Although George Lucas conceived Willow as he worked on his first Star Wars film in the mid-1970s, it was well over a decade later before his fantasy film hit the cinema screens. It begins as an extraordinarily brazen mash-up of biblical atrocity and fairy tale as a wicked Queen is killing babies to ensure a prophecy about a child with a particular birthmark being her downfall cannot come to pass. One baby eludes her, drifting on a bed of reeds down the river into a community of dwarves. Here we meet Willow Ufgood, would-be sorceror’s apprentice, but lacking the finesse.

Willow is his own worst enemy, not trusting himself, but perhaps a mission to deliver the baby safely to its own people will instil an inner confidence. This journey is fraught, though, as the Queen’s forces still search for the infant.

Given the choices available to Marvel in the late 1980s, the assignment of the art to Bob Hall may seem misplaced, but he rises to the occasion. Always strong in delivering plain layouts that tell the story, he adds a decorative quality to his cast, conveying the comedy drama very well and supplying the occasional page that’s very nice indeed. The inking from Romeo Tanghal doesn’t hurt. Either cast likenesses weren’t on the agenda, though, or that particular string isn’t on Hall’s bow, but the cast he creates are fine for the circumstances.
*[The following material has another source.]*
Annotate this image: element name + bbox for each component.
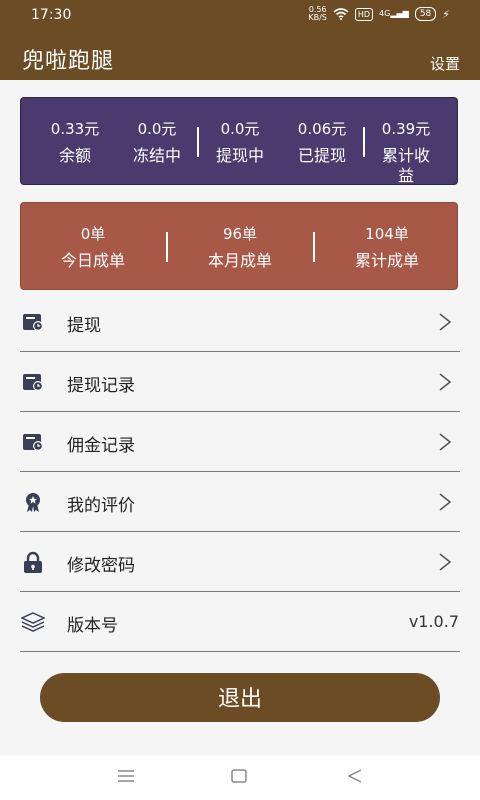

The script is more problematical, as Jo Duffy has to stick closely to the film’s plot, and at every turn there’s less originality. We have references to Jack and the Beanstalk, Gulliver’s Travels, and the myth of Circe, while the remainder is standard material. The plot meanders, and while, ironically, the book now presents the special effects elements better than what was at the time the state of the art technology of Lucas’ studio, there’s a continual sense of padding.

In terms of film, The Princess Bride covers much the same territory with far greater wit and charm.